Pakistanis feel local producers need to up their game


Since the release of Doctor Strange in the Multiverse of Madness in Pakistan, filmmakers, whose films released mere days before the Marvel flick, have been on a roll to reverse the clash or prevent similar clashes in the future. The Eid releases, that came out after a two-year hiatus, owing to the Covid-19 pandemic, are allegedly not performing as well as they would have, “had it not been for the doctor.”

Dum Mastam producer Adnan Siddiqui, Parde Mein Rehne Do producer Wajahat Rauf and crime thriller Chakkar producer Yasir Nawaz even sat down for an urgent press conference on Saturday to discuss the same. They urged Prime Minister Shehbaz Sharif to look into the matter and some also brought the issue to social media’s attention. Several are now arguing in the favour of Multiverse of Madness, hitting back at filmmakers for wanting them to resort to local productions instead of being given a choice. Many are also explaining to filmmakers why a film’s success has more to do with its content than its competition.

Siddiqui tweeted on Monday, “Releasing Dr Strange could have waited for a few days. The last thing we need when the industry is finally opening up after two years is some foreign film hijacking our screens and relegating us in a corner. Home grown cinema has more right any day.”

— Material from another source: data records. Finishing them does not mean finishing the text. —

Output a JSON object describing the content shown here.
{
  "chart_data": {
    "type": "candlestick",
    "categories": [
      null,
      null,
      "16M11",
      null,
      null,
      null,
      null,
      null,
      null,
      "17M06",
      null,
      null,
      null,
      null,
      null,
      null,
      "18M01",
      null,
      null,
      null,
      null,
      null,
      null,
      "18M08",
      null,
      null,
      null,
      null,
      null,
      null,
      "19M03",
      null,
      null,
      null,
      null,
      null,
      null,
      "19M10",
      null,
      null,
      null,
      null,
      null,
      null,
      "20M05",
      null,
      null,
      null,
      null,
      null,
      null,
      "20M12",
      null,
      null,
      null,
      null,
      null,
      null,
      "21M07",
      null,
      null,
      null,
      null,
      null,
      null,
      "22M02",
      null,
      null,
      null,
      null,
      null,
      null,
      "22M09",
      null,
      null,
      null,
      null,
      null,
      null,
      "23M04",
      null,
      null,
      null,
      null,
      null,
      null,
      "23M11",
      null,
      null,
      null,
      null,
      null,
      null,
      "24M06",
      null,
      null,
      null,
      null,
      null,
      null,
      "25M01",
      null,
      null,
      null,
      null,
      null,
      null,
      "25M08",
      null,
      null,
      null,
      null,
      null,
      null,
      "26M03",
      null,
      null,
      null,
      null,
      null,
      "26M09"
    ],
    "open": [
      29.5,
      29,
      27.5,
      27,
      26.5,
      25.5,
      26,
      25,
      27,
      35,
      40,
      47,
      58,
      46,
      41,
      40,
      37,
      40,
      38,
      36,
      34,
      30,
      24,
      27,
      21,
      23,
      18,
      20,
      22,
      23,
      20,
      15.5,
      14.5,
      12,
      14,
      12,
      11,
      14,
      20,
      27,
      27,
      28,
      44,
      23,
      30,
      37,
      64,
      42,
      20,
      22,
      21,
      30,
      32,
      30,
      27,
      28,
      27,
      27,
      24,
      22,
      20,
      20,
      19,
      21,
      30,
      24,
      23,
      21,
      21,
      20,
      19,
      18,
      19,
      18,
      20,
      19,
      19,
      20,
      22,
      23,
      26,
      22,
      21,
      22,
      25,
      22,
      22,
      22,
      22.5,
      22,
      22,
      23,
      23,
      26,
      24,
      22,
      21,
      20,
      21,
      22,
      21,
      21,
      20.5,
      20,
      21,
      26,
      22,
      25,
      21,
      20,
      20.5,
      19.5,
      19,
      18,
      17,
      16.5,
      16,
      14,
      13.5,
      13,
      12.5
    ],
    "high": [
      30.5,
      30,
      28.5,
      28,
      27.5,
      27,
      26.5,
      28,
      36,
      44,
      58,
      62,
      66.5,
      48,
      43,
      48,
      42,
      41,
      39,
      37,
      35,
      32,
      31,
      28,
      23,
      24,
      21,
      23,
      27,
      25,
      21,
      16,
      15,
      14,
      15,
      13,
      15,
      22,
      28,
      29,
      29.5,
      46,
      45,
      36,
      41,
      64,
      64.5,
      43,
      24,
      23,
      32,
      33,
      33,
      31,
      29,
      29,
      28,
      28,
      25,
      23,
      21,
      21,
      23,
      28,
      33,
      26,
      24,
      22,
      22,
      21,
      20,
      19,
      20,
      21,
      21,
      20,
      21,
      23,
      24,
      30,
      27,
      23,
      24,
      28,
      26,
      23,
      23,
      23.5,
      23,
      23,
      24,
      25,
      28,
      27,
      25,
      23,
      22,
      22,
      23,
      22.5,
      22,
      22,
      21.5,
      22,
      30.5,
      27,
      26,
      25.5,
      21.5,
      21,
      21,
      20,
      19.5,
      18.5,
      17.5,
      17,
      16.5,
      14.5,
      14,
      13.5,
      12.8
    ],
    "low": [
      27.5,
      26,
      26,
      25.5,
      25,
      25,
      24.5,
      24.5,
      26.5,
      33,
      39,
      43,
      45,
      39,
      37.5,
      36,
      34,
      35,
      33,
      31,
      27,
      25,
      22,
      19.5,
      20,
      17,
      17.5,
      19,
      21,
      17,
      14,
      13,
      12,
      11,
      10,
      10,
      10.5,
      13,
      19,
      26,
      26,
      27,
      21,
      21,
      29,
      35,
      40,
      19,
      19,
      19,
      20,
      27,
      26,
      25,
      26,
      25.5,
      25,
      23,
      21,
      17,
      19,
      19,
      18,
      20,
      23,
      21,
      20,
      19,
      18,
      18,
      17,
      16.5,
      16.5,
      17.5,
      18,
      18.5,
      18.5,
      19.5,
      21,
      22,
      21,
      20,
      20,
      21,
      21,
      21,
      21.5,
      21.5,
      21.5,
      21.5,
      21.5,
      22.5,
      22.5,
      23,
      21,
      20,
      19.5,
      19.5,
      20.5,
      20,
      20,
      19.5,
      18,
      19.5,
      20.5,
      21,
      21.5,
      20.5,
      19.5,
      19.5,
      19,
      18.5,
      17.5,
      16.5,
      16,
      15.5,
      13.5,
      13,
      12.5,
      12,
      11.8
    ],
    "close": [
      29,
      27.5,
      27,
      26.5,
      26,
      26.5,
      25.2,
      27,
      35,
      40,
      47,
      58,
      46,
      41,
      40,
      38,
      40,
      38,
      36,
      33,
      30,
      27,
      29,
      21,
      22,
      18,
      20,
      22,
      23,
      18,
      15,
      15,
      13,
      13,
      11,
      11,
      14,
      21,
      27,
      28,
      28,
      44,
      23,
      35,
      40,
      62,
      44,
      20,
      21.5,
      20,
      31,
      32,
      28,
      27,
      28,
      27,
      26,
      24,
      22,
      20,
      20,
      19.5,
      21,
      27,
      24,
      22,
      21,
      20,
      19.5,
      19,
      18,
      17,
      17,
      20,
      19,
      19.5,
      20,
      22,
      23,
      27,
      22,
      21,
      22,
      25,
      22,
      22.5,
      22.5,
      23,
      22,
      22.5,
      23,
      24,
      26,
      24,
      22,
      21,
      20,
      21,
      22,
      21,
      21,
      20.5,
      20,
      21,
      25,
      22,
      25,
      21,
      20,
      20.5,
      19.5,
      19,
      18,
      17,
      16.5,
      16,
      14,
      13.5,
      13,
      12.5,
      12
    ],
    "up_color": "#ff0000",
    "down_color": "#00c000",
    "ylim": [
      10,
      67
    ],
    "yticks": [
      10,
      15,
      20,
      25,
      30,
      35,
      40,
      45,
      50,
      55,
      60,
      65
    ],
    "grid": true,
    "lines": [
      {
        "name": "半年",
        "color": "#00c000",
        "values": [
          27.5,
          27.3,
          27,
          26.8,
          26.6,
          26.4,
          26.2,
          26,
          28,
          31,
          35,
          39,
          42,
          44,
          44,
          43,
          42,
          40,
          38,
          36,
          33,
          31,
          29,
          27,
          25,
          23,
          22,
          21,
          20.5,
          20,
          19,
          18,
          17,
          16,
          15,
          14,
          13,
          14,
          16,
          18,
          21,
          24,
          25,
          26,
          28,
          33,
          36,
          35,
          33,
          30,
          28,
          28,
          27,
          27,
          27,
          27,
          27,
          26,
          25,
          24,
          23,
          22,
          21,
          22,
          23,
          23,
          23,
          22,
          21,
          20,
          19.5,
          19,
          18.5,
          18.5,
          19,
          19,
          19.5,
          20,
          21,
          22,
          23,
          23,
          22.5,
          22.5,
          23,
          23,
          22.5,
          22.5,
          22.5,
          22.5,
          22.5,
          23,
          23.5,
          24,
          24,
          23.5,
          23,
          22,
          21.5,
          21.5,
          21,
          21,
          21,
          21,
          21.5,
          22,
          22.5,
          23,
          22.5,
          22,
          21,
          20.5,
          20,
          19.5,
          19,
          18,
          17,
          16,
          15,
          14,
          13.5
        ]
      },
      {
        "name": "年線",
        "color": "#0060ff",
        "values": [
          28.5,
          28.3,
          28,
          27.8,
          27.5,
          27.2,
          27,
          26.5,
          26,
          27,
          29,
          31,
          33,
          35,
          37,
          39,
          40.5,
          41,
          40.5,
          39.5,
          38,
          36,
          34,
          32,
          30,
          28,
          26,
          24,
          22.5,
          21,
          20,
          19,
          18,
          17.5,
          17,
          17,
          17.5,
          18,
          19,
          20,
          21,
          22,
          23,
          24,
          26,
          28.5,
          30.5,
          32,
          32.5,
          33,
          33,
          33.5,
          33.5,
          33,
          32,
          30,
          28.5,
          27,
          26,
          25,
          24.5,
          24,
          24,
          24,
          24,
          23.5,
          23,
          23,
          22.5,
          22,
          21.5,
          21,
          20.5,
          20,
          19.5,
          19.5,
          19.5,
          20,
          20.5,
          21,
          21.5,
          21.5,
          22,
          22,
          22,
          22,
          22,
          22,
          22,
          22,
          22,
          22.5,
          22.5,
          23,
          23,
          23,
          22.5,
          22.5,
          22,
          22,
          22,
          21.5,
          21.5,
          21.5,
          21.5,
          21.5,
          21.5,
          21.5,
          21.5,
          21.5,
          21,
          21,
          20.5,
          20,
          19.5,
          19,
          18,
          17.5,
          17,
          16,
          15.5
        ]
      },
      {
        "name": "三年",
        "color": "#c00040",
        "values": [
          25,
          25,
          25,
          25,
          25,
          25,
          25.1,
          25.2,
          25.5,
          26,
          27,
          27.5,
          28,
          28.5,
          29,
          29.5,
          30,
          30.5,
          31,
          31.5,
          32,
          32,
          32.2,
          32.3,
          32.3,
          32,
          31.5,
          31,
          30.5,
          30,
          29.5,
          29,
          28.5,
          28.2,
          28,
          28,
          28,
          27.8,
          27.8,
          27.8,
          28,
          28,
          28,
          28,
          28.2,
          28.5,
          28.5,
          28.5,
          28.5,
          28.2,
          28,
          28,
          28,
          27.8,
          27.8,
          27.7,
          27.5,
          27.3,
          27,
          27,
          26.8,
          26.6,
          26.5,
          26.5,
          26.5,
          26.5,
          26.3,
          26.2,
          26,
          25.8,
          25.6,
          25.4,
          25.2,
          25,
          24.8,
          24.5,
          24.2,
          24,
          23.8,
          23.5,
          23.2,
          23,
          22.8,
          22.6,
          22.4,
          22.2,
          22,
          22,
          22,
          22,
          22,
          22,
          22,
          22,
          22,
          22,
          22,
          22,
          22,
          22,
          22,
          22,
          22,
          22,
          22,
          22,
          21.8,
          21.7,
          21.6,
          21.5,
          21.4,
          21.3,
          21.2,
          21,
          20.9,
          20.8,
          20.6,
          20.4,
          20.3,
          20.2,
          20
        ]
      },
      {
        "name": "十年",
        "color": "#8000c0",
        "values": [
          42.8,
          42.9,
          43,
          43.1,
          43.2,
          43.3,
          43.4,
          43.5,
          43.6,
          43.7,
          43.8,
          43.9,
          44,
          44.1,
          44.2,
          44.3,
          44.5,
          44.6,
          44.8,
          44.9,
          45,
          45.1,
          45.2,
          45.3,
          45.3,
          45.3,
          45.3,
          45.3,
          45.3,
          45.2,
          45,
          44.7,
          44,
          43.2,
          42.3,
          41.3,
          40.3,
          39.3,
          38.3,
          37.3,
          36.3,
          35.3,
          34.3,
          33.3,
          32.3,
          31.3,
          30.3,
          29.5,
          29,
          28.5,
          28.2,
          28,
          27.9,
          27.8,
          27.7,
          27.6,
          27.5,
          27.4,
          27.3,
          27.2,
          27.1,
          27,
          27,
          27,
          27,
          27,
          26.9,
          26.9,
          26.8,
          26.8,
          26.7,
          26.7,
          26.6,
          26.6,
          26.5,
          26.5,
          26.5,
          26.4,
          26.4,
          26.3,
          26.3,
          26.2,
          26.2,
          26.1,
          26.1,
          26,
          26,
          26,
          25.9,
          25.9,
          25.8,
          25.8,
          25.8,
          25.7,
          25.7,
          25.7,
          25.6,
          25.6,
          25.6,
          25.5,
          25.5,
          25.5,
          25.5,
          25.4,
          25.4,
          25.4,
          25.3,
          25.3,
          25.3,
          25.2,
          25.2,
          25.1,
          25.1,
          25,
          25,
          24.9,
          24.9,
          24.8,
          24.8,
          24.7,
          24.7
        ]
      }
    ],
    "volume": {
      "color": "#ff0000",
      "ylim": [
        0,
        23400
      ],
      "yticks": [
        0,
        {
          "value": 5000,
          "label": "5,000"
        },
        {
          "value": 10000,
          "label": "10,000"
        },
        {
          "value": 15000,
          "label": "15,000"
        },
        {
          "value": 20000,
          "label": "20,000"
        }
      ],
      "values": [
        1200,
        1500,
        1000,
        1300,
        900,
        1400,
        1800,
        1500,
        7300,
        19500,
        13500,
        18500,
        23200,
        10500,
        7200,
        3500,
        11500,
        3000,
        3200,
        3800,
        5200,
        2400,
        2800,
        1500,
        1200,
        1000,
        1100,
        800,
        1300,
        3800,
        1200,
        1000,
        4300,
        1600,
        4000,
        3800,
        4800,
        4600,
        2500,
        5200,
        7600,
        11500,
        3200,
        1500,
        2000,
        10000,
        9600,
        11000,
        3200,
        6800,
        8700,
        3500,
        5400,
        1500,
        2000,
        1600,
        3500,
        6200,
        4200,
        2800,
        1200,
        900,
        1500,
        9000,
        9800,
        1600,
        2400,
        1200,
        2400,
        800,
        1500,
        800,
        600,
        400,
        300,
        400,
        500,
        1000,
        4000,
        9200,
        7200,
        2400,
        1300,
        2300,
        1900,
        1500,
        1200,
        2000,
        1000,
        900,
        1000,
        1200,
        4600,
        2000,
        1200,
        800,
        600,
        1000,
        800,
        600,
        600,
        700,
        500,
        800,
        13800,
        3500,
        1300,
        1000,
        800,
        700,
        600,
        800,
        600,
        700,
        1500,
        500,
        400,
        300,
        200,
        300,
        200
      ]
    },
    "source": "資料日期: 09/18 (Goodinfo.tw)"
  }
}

While actor Farhan Saeed held, “In these difficult times post Covid, I stand with all the Pakistani filmmakers who despite all the difficulties, had the courage to come up with their movies and request the cinema owners not to prefer foreign content over local.”

And Dum Mastam actor Amar Khan shared a video suggesting, “Bollywood films were banned in Pakistan out of patriotism. But how strange is it, that Dr Strange was released without any regard for the same? We spent three years making and waiting to release these films and after being released, they had a house full. And only three days later, 50% of their screens were reduced because of a foreign film. Nobody’s saying you ban these films and not give the audience what it demands. But you could have waited, especially on Eid. Our Pakistani cricket team also underperforms so many times but we don’t start supporting foreign teams. We keep rooting for our players. Then why this discrimination with artists and filmmakers? If our films do well, it will benefit our country.”

In response, a user pointed out, “This is the generation of Netflix and Amazon Prime. They watch Breaking Bad, Money Heist, and Stranger Things. We want content that is not related to TV Dramas.”

Another asked, “I know this sounds crazy but have you tried making better movies?”

There was also one who argued, “CCP enforces a blackout of Hollywood blockbusters films to give a leg-up to local films. In a country whose cinema industry has been hammered by Covid, some protections are required. While Dr Strange might help cinema owners, it does not help domestic productions.” But a commentator retweeted another user’s response to silence them, “Delay it for a month and these movies still won’t do any business and that’s mainly because of the content. Nobody wants to pay Rs.900 for a HumTV serial pro max.”

Another shared, “Stand with quality content, not Pakistani filmmakers. Our industry will only thrive if we’re not churning out one Bollywood knockoff after the other,” tweeted a user in response.

While one more recounted, “These producers made a fortune by releasing below par movies every eid. We are not obliged to spend Rs900 on a below average movie just because it has a ‘made in pakistan’ tag.”

More chimed in explaining why the public cannot be “forced” into watching local films. “If there is a better movie then people deserve to watch it. They are spending money to get entertained, they are not responsible for producers’ loss,” they wrote.

But while it is true that local films are not receiving the kind of welcome they had expected, Doctor Strange is not the only contender taking up all the space. Saqib Khan’s Ghabrana Nahi Hai has also been hogging screens and prime show hours, making it impossible for people to watch films other than the Marvel flick or the Saba Qamar starrer.